Let’s modify our API constants class to have that value for number of initial buffers:
public static class Constants
{
public static int PayloadSize { get; set; } = 6291456; // 6MB
public static int EstimatedNumberOfThreads { get; set; } = 8;
}
And now let’s modify our class so that the buffers are there. We first take the buffer initialization to the outside of the cycle, and then we run through buffers in the cycle:
// Initialize buffers
byte[][] buffers = new byte[Constants.EstimatedNumberOfThreads][];
for (int i = 0; i < Constants.EstimatedNumberOfThreads; i++)
{
buffers[i] = new byte[Constants.PayloadSize];
}
// Let's read until we're told to quit
int fileIndex = 0;
int bufferIndex = 0;
while (!cancellationToken.IsCancellationRequested)
{
// Buffer and initial driver options
byte[] buffer = buffers[bufferIndex++];
if (bufferIndex == Constants.EstimatedNumberOfThreads)
{
bufferIndex = 0;
}
DriverOptions driverOptions = new()
{
ChannelId = channel
};
...
We now see that the software executes correctly while we still have buffers, and it also has no timing issues, but we’ve used up a lot of RAM. This might be a trade-off that you willing to do in order to keep performance at an all-time high.
As an added bonus, we’ve kept our application relatively garbage-collection-free. Let’s think of a few ways to improve this, and the very first is to switch to fully dynamic buffers.
Using dynamic buffers
In order to use dynamic buffers, we can and should write our own dynamic object pool. But for the purpose of this exercise, we will use a ready-made one: IX.StandardExtensions. If you want to research how to make your own dynamic object pool, you could look through the ObjectPoolQueue<T> class, which we will use (along with its associated PooledObject<T> class).
After using the NuGet package, our code thus becomes:
// Initialize buffers
ObjectPool<byte[]> buffers = new ObjectPool<byte[]>(
() => new byte[Constants.PayloadSize],
Constants.EstimatedNumberOfThreads);
// Let's read until we're told to quit
int fileIndex = 0;
while (!cancellationToken.IsCancellationRequested)
{
// Buffer and initial driver options
using var bufferObject = buffers.Get();
var buffer = bufferObject.Value;
DriverOptions driverOptions = new()
{
ChannelId = channel
};
...
And we can go on and on, improving our algorithms more and more.
Final word
As you can see, a complex problem has been tackled in an evolutive manner: we started small, and, with each solution, a new set of problems or concerns showed themselves, and were tackled one by one.

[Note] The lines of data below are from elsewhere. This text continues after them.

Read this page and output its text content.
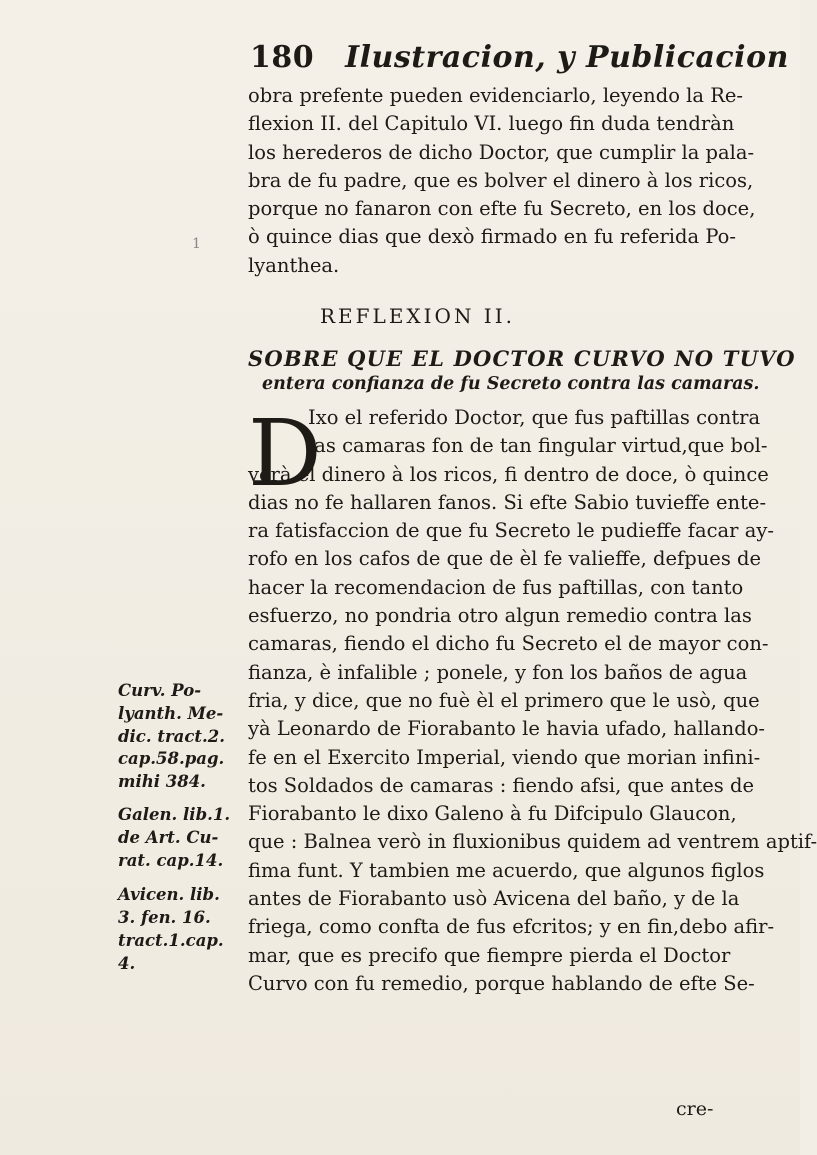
180 Ilustracion, y Publicacion
obra prefente pueden evidenciarlo, leyendo la Re-
flexion II. del Capitulo VI. luego fin duda tendràn
los herederos de dicho Doctor, que cumplir la pala-
bra de fu padre, que es bolver el dinero à los ricos,
porque no fanaron con efte fu Secreto, en los doce,
ò quince dias que dexò firmado en fu referida Po-
lyanthea.
1
REFLEXION II.
SOBRE QUE EL DOCTOR CURVO NO TUVO
entera confianza de fu Secreto contra las camaras.
D
Ixo el referido Doctor, que fus paftillas contra
las camaras fon de tan fingular virtud,que bol-
verà el dinero à los ricos, fi dentro de doce, ò quince
dias no fe hallaren fanos. Si efte Sabio tuvieffe ente-
ra fatisfaccion de que fu Secreto le pudieffe facar ay-
rofo en los cafos de que de èl fe valieffe, defpues de
hacer la recomendacion de fus paftillas, con tanto
esfuerzo, no pondria otro algun remedio contra las
camaras, fiendo el dicho fu Secreto el de mayor con-
fianza, è infalible ; ponele, y fon los baños de agua
fria, y dice, que no fuè èl el primero que le usò, que
yà Leonardo de Fiorabanto le havia ufado, hallando-
fe en el Exercito Imperial, viendo que morian infini-
tos Soldados de camaras : fiendo afsi, que antes de
Fiorabanto le dixo Galeno à fu Difcipulo Glaucon,
que : Balnea verò in fluxionibus quidem ad ventrem aptif-
fima funt. Y tambien me acuerdo, que algunos figlos
antes de Fiorabanto usò Avicena del baño, y de la
friega, como confta de fus efcritos; y en fin,debo afir-
mar, que es precifo que fiempre pierda el Doctor
Curvo con fu remedio, porque hablando de efte Se-
Curv. Po-
lyanth. Me-
dic. tract.2.
cap.58.pag.
mihi 384.
Galen. lib.1.
de Art. Cu-
rat. cap.14.
Avicen. lib.
3. fen. 16.
tract.1.cap.
4.
cre-
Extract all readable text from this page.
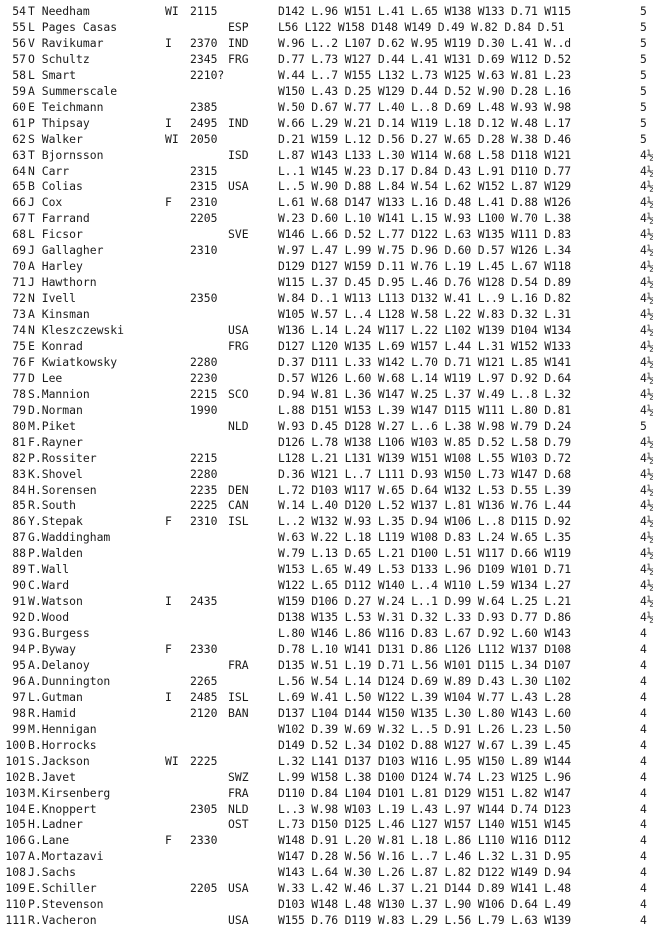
54 T Needham	WI 2115	D142 L.96 W151 L.41 L.65 W138 W133 D.71 W115	5
55 L Pages Casas	ESP	L56 L122 W158 D148 W149 D.49 W.82 D.84 D.51	5
56 V Ravikumar	I 2370 IND	W.96 L..2 L107 D.62 W.95 W119 D.30 L.41 W..d	5
57 O Schultz	2345 FRG	D.77 L.73 W127 D.44 L.41 W131 D.69 W112 D.52	5
58 L Smart	2210?	W.44 L..7 W155 L132 L.73 W125 W.63 W.81 L.23	5
59 A Summerscale	W150 L.43 D.25 W129 D.44 D.52 W.90 D.28 L.16	5
60 E Teichmann	2385	W.50 D.67 W.77 L.40 L..8 D.69 L.48 W.93 W.98	5
61 P Thipsay	I 2495 IND	W.66 L.29 W.21 D.14 W119 L.18 D.12 W.48 L.17	5
62 S Walker	WI 2050	D.21 W159 L.12 D.56 D.27 W.65 D.28 W.38 D.46	5
63 T Bjornsson	ISD	L.87 W143 L133 L.30 W114 W.68 L.58 D118 W121	4½
64 N Carr	2315	L..1 W145 W.23 D.17 D.84 D.43 L.91 D110 D.77	4½
65 B Colias	2315 USA	L..5 W.90 D.88 L.84 W.54 L.62 W152 L.87 W129	4½
66 J Cox	F 2310	L.61 W.68 D147 W133 L.16 D.48 L.41 D.88 W126	4½
67 T Farrand	2205	W.23 D.60 L.10 W141 L.15 W.93 L100 W.70 L.38	4½
68 L Ficsor	SVE	W146 L.66 D.52 L.77 D122 L.63 W135 W111 D.83	4½
69 J Gallagher	2310	W.97 L.47 L.99 W.75 D.96 D.60 D.57 W126 L.34	4½
70 A Harley	D129 D127 W159 D.11 W.76 L.19 L.45 L.67 W118	4½
71 J Hawthorn	W115 L.37 D.45 D.95 L.46 D.76 W128 D.54 D.89	4½
72 N Ivell	2350	W.84 D..1 W113 L113 D132 W.41 L..9 L.16 D.82	4½
73 A Kinsman	W105 W.57 L..4 L128 W.58 L.22 W.83 D.32 L.31	4½
74 N Kleszczewski	USA	W136 L.14 L.24 W117 L.22 L102 W139 D104 W134	4½
75 E Konrad	FRG	D127 L120 W135 L.69 W157 L.44 L.31 W152 W133	4½
76 F Kwiatkowsky	2280	D.37 D111 L.33 W142 L.70 D.71 W121 L.85 W141	4½
77 D Lee	2230	D.57 W126 L.60 W.68 L.14 W119 L.97 D.92 D.64	4½
78 S.Mannion	2215 SCO	D.94 W.81 L.36 W147 W.25 L.37 W.49 L..8 L.32	4½
79 D.Norman	1990	L.88 D151 W153 L.39 W147 D115 W111 L.80 D.81	4½
80 M.Piket	NLD	W.93 D.45 D128 W.27 L..6 L.38 W.98 W.79 D.24	5
81 F.Rayner	D126 L.78 W138 L106 W103 W.85 D.52 L.58 D.79	4½
82 P.Rossiter	2215	L128 L.21 L131 W139 W151 W108 L.55 W103 D.72	4½
83 K.Shovel	2280	D.36 W121 L..7 L111 D.93 W150 L.73 W147 D.68	4½
84 H.Sorensen	2235 DEN	L.72 D103 W117 W.65 D.64 W132 L.53 D.55 L.39	4½
85 R.South	2225 CAN	W.14 L.40 D120 L.52 W137 L.81 W136 W.76 L.44	4½
86 Y.Stepak	F 2310 ISL	L..2 W132 W.93 L.35 D.94 W106 L..8 D115 D.92	4½
87 G.Waddingham	W.63 W.22 L.18 L119 W108 D.83 L.24 W.65 L.35	4½
88 P.Walden	W.79 L.13 D.65 L.21 D100 L.51 W117 D.66 W119	4½
89 T.Wall	W153 L.65 W.49 L.53 D133 L.96 D109 W101 D.71	4½
90 C.Ward	W122 L.65 D112 W140 L..4 W110 L.59 W134 L.27	4½
91 W.Watson	I 2435	W159 D106 D.27 W.24 L..1 D.99 W.64 L.25 L.21	4½
92 D.Wood	D138 W135 L.53 W.31 D.32 L.33 D.93 D.77 D.86	4½
93 G.Burgess	L.80 W146 L.86 W116 D.83 L.67 D.92 L.60 W143	4
94 P.Byway	F 2330	D.78 L.10 W141 D131 D.86 L126 L112 W137 D108	4
95 A.Delanoy	FRA	D135 W.51 L.19 D.71 L.56 W101 D115 L.34 D107	4
96 A.Dunnington	2265	L.56 W.54 L.14 D124 D.69 W.89 D.43 L.30 L102	4
97 L.Gutman	I 2485 ISL	L.69 W.41 L.50 W122 L.39 W104 W.77 L.43 L.28	4
98 R.Hamid	2120 BAN	D137 L104 D144 W150 W135 L.30 L.80 W143 L.60	4
99 M.Hennigan	W102 D.39 W.69 W.32 L..5 D.91 L.26 L.23 L.50	4
100 B.Horrocks	D149 D.52 L.34 D102 D.88 W127 W.67 L.39 L.45	4
101 S.Jackson	WI 2225	L.32 L141 D137 D103 W116 L.95 W150 L.89 W144	4
102 B.Javet	SWZ	L.99 W158 L.38 D100 D124 W.74 L.23 W125 L.96	4
103 M.Kirsenberg	FRA	D110 D.84 L104 D101 L.81 D129 W151 L.82 W147	4
104 E.Knoppert	2305 NLD	L..3 W.98 W103 L.19 L.43 L.97 W144 D.74 D123	4
105 H.Ladner	OST	L.73 D150 D125 L.46 L127 W157 L140 W151 W145	4
106 G.Lane	F 2330	W148 D.91 L.20 W.81 L.18 L.86 L110 W116 D112	4
107 A.Mortazavi	W147 D.28 W.56 W.16 L..7 L.46 L.32 L.31 D.95	4
108 J.Sachs	W143 L.64 W.30 L.26 L.87 L.82 D122 W149 D.94	4
109 E.Schiller	2205 USA	W.33 L.42 W.46 L.37 L.21 D144 D.89 W141 L.48	4
110 P.Stevenson	D103 W148 L.48 W130 L.37 L.90 W106 D.64 L.49	4
111 R.Vacheron	USA	W155 D.76 D119 W.83 L.29 L.56 L.79 L.63 W139	4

We used C#, we used a little basic maths, some logical deduction and our own analysis of how the software behaves. And we went from a simple somewhat working solution to a solution that is actually usable and performant.
This technique is not a magic bullet that will solve all your software development problems, but it is a good way to start gaining experience.
By looking at how your software behaves beyond the first working solution, you can discover new things to consider. After, for instance, you tackle the buffer problem, you start considering memory usage more. After starting to use multiple buffers, garbage collection is suddenly on your mind. And with every software or component that you code, more considerations come to you naturally, and that “first working solution” will get more and more complex. This, in turn, will open up new considerations, and higher levels of performance and refinement.
I hope that, at the end of this article, you will have realized that even a problem that sounds complex and slightly frightening can, in fact, be solved.